Given that the purchasing power of blue-collar workers has largely gone up — pay hasn’t kept up with inflation, but the cost of consumer goods has fallen — the claim that life in America has gotten worse is clearly not a consumerist one. This means that life has gotten worse for white evangelicals in immaterial ways. It’s totally fair to point to skyrocketing education costs, unstable housing markets, and a widening income gap, but its also clear that the internal lives of a specific class of Americans have been diminished. America may or may not be in decline, but thinking has made it so even if history has not.
The present is two-dimensional — too narrow for much consideration. By temporal default humans spend a tremendous amount of time thinking about the future. Research shows that these thoughts can be siloed into two categories: expectations and fantasies. These manners of thinking work differently in that positive expectations, informed by reality, lead to hard work and successful performance. Positive fantasies, on the other hand, lead to lower effort and diminished performance. Polling numbers show that white evangelicals have had low expectations and Trump’s rhetoric — “Your dreams will come true” — is indicative of an openness to positive fantasies. Which brings us back to the imagined future, the one with the happy homemaker and the jetpack.
The picture is perhaps more plausible than it previously appeared. But what does it depict now? Perhaps retrofuturism isn’t about the humor of cultural stasis juxtaposed against technological progress. Perhaps it’s about cultural reversion on the other side of technological and social progress. These images — all these smiling, pomaded men and their indistinguishable wives — depict both the toys and the values that white, caucasian, and mostly male illustrators thought Americans would have. These values are uniformly capitalistic, consumerist, heteronormative, and bourgeois. The growth of the middle class at that period in history gave would-be futurists the sense that prosperity would create a puddle in the economic middle, a vernal pool out of which generations of nearly identical nuclear families could squirm.
The internet has spent half of its existence chuckling at these dull-nubbed Nostradami, but perhaps their failure to understand how external forces could affect culture was a product of an understanding that culture trumps technology. Maybe they understood that culture trumps everything.

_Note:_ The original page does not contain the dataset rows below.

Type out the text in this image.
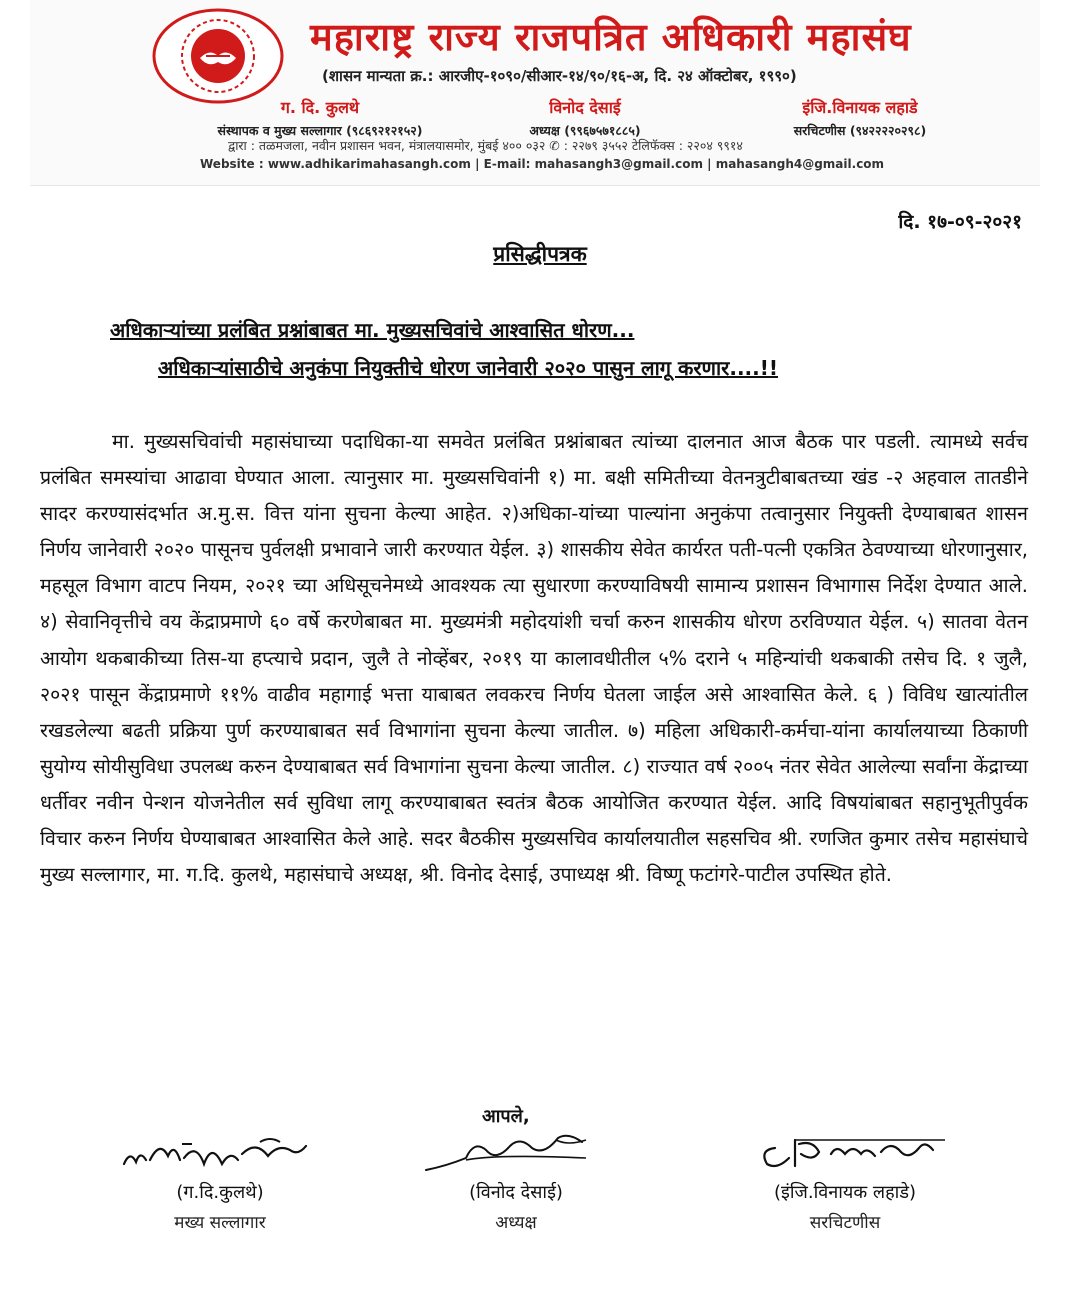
महाराष्ट्र राज्य राजपत्रित अधिकारी महासंघ
(शासन मान्यता क्र.: आरजीए-१०९०/सीआर-१४/९०/१६-अ, दि. २४ ऑक्टोबर, १९९०)
ग. दि. कुलथे
संस्थापक व मुख्य सल्लागार (९८६९२१२१५२)
विनोद देसाई
अध्यक्ष (९९६७५७१८८५)
इंजि.विनायक लहाडे
सरचिटणीस (९४२२२२०२९८)
द्वारा : तळमजला, नवीन प्रशासन भवन, मंत्रालयासमोर, मुंबई ४०० ०३२ ✆ : २२७९ ३५५२ टेलिफॅक्स : २२०४ ९९१४
Website : www.adhikarimahasangh.com | E-mail: mahasangh3@gmail.com | mahasangh4@gmail.com
दि. १७-०९-२०२१
प्रसिद्धीपत्रक
अधिकाऱ्यांच्या प्रलंबित प्रश्नांबाबत मा. मुख्यसचिवांचे आश्वासित धोरण...
अधिकाऱ्यांसाठीचे अनुकंपा नियुक्तीचे धोरण जानेवारी २०२० पासुन लागू करणार....!!
मा. मुख्यसचिवांची महासंघाच्या पदाधिका-या समवेत प्रलंबित प्रश्नांबाबत त्यांच्या दालनात आज बैठक पार पडली. त्यामध्ये सर्वच प्रलंबित समस्यांचा आढावा घेण्यात आला. त्यानुसार मा. मुख्यसचिवांनी १) मा. बक्षी समितीच्या वेतनत्रुटीबाबतच्या खंड -२ अहवाल तातडीने सादर करण्यासंदर्भात अ.मु.स. वित्त यांना सुचना केल्या आहेत. २)अधिका-यांच्या पाल्यांना अनुकंपा तत्वानुसार नियुक्ती देण्याबाबत शासन निर्णय जानेवारी २०२० पासूनच पुर्वलक्षी प्रभावाने जारी करण्यात येईल. ३) शासकीय सेवेत कार्यरत पती-पत्नी एकत्रित ठेवण्याच्या धोरणानुसार, महसूल विभाग वाटप नियम, २०२१ च्या अधिसूचनेमध्ये आवश्यक त्या सुधारणा करण्याविषयी सामान्य प्रशासन विभागास निर्देश देण्यात आले. ४) सेवानिवृत्तीचे वय केंद्राप्रमाणे ६० वर्षे करणेबाबत मा. मुख्यमंत्री महोदयांशी चर्चा करुन शासकीय धोरण ठरविण्यात येईल. ५) सातवा वेतन आयोग थकबाकीच्या तिस-या हप्त्याचे प्रदान, जुलै ते नोव्हेंबर, २०१९ या कालावधीतील ५% दराने ५ महिन्यांची थकबाकी तसेच दि. १ जुलै, २०२१ पासून केंद्राप्रमाणे ११% वाढीव महागाई भत्ता याबाबत लवकरच निर्णय घेतला जाईल असे आश्वासित केले. ६ ) विविध खात्यांतील रखडलेल्या बढती प्रक्रिया पुर्ण करण्याबाबत सर्व विभागांना सुचना केल्या जातील. ७) महिला अधिकारी-कर्मचा-यांना कार्यालयाच्या ठिकाणी सुयोग्य सोयीसुविधा उपलब्ध करुन देण्याबाबत सर्व विभागांना सुचना केल्या जातील. ८) राज्यात वर्ष २००५ नंतर सेवेत आलेल्या सर्वांना केंद्राच्या धर्तीवर नवीन पेन्शन योजनेतील सर्व सुविधा लागू करण्याबाबत स्वतंत्र बैठक आयोजित करण्यात येईल. आदि विषयांबाबत सहानुभूतीपुर्वक विचार करुन निर्णय घेण्याबाबत आश्वासित केले आहे. सदर बैठकीस मुख्यसचिव कार्यालयातील सहसचिव श्री. रणजित कुमार तसेच महासंघाचे मुख्य सल्लागार, मा. ग.दि. कुलथे, महासंघाचे अध्यक्ष, श्री. विनोद देसाई, उपाध्यक्ष श्री. विष्णू फटांगरे-पाटील उपस्थित होते.
आपले,
(ग.दि.कुलथे)
मख्य सल्लागार
(विनोद देसाई)
अध्यक्ष
(इंजि.विनायक लहाडे)
सरचिटणीस
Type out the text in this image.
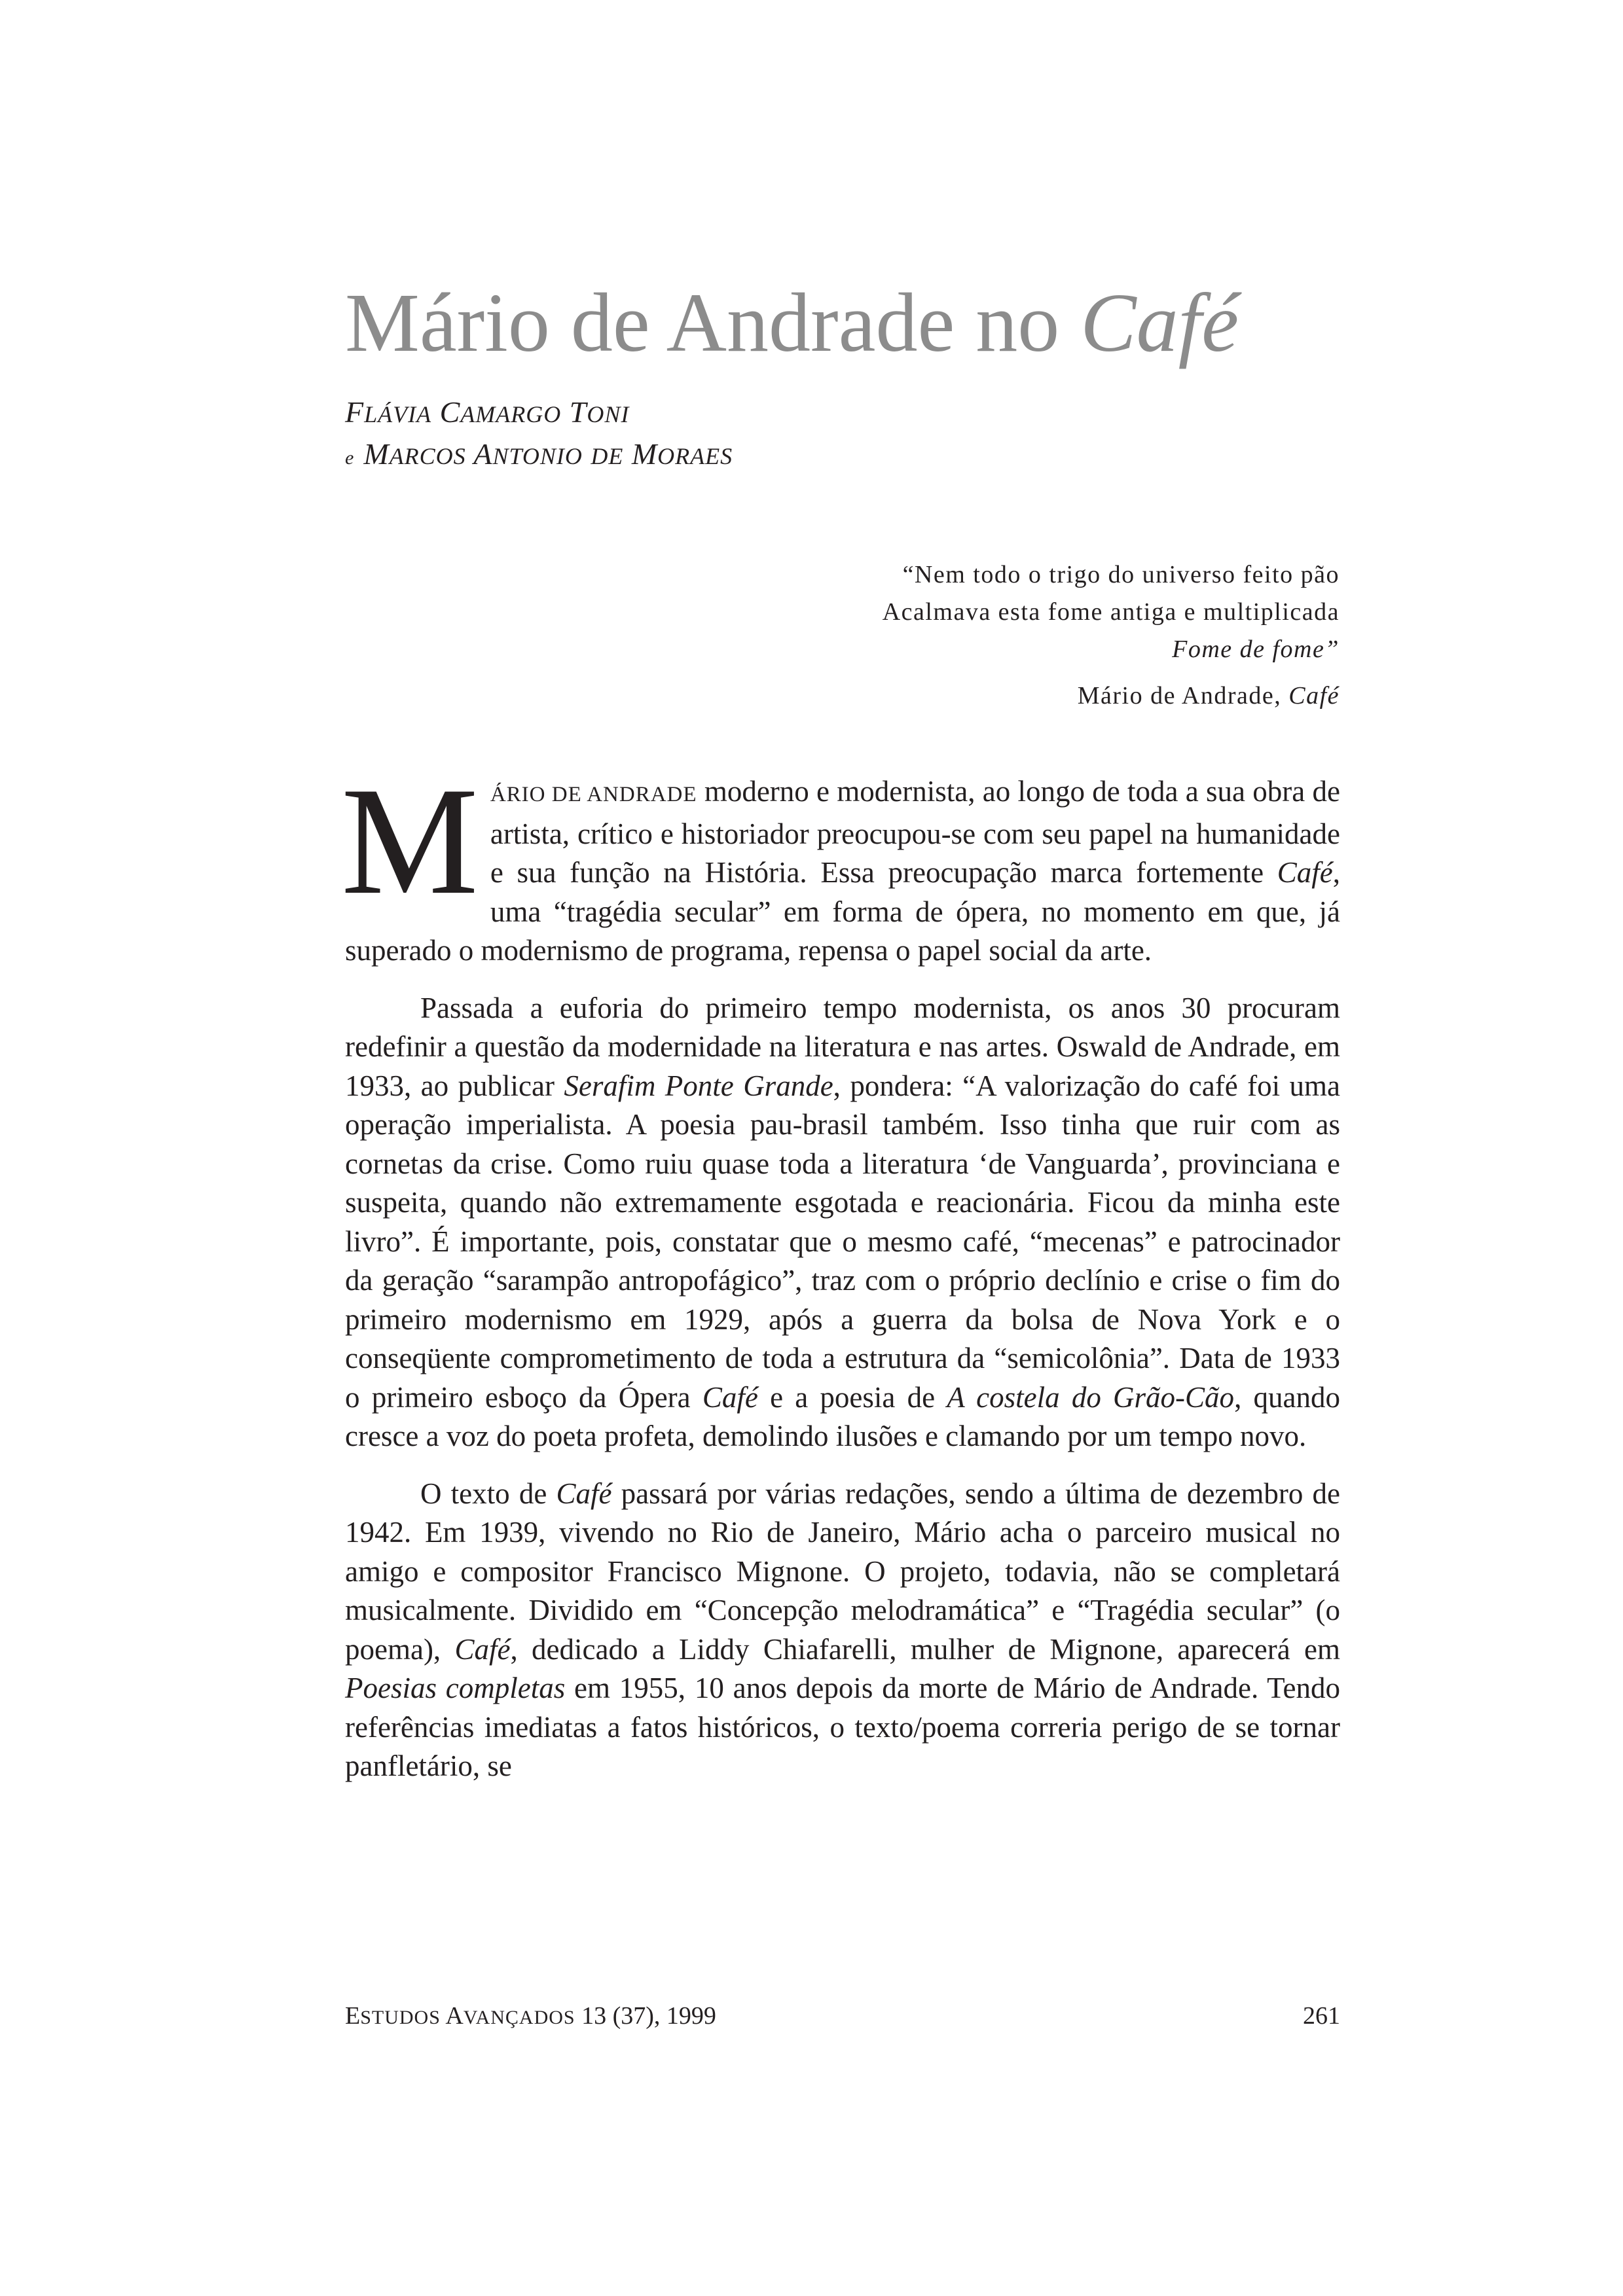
Mário de Andrade no Café
FLÁVIA CAMARGO TONI
e MARCOS ANTONIO DE MORAES
“Nem todo o trigo do universo feito pão
Acalmava esta fome antiga e multiplicada
Fome de fome”
Mário de Andrade, Café

MÁRIO DE ANDRADE moderno e modernista, ao longo de toda a sua obra de artista, crítico e historiador preocupou-se com seu papel na humanidade e sua função na História. Essa preocupação marca fortemente Café, uma “tragédia secular” em forma de ópera, no momento em que, já superado o modernismo de programa, repensa o papel social da arte.

Passada a euforia do primeiro tempo modernista, os anos 30 procuram redefinir a questão da modernidade na literatura e nas artes. Oswald de Andrade, em 1933, ao publicar Serafim Ponte Grande, pondera: “A valorização do café foi uma operação imperialista. A poesia pau-brasil também. Isso tinha que ruir com as cornetas da crise. Como ruiu quase toda a literatura ‘de Vanguarda’, provinciana e suspeita, quando não extremamente esgotada e reacionária. Ficou da minha este livro”. É importante, pois, constatar que o mesmo café, “mecenas” e patrocinador da geração “sarampão antropofágico”, traz com o próprio declínio e crise o fim do primeiro modernismo em 1929, após a guerra da bolsa de Nova York e o conseqüente comprometimento de toda a estrutura da “semicolônia”. Data de 1933 o primeiro esboço da Ópera Café e a poesia de A costela do Grão-Cão, quando cresce a voz do poeta profeta, demolindo ilusões e clamando por um tempo novo.

O texto de Café passará por várias redações, sendo a última de dezembro de 1942. Em 1939, vivendo no Rio de Janeiro, Mário acha o parceiro musical no amigo e compositor Francisco Mignone. O projeto, todavia, não se completará musicalmente. Dividido em “Concepção melodramática” e “Tragédia secular” (o poema), Café, dedicado a Liddy Chiafarelli, mulher de Mignone, aparecerá em Poesias completas em 1955, 10 anos depois da morte de Mário de Andrade. Tendo referências imediatas a fatos históricos, o texto/poema correria perigo de se tornar panfletário, se

ESTUDOS AVANÇADOS 13 (37), 1999	261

The illustrators who gave us the futuristic images we repurposed as retrofuturism didn’t draw many Black people, Latinx people, Asian people, gay people, trans people, or prisoners. They had the confidence to believe that they would inherit America and that the others would exist on the other side of the pleasure dome walls. They had positive expectations with the same conviction their descendants now have negative fantasies.
In the wake of a tectonic political event, images of a whitewashed future can no longer be seen as illustrations of an abandoned fantasia. It was never abandoned. And it wasn’t retro after all.